Yeah, the Chinese love their Buicks; GM estimates China will soon become their second-largest market for the brand. Buick also has a long history in China: Just before WWII, one in five cars in China was a Buick.

von Buelow
11-29-05, 06:08 PM
More crap!

I heard on the news last night that GM's CEO has established some sort of a "special supervisory retiremnt fund" where he's estimated to make $4.5M per year just on his benefits.

So I gotta ask you Mog, are you still on his side? Or is he screwing his own folks by his greed?

:|\

Kresge
11-30-05, 01:25 AM
Hey caspofungin,
I'm in Romeo (Home of the Peach Festival and Mustang engines), 29 miles due north of Detroit. I can actually see the Renaissance Center from the hill down the road though!
:up:

*sunny* Ypsi, how about snowy?
:rotfl:
.

August
11-30-05, 08:41 AM
An extra 4.5mill a year isn't going to save GM.

Etienne
11-30-05, 03:05 PM
But it'd help.

bradclark1
11-30-05, 03:24 PM
Rich people don't get rich by being nice.

Kresge
12-01-05, 06:58 PM
I just heard Ford spent $10 million to rent several giant LED screens for this year's North American Autoshow display!
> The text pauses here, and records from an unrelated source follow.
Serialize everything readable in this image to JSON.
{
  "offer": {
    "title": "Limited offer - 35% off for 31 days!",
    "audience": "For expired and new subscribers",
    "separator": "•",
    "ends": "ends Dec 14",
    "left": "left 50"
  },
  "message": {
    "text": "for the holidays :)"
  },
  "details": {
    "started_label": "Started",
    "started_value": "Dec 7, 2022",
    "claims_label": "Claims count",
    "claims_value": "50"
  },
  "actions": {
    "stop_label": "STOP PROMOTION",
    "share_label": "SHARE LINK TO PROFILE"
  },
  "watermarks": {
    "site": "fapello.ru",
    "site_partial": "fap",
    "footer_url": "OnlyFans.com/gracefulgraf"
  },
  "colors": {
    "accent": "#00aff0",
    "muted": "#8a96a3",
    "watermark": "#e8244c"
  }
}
I hate to see what the entire display will cost.

Torpedo Fodder
12-01-05, 07:10 PM
But it'd help.

Not very much I'm afraid to say; that 4.5 million is only about 0.001% of GM's current annual deficit.

von Buelow
12-06-05, 11:42 AM
Once he's retired, he's going to give SQUAT to the company. I mentioned this because it's so crappy of a deal to the company and just plain wrong - if it's true.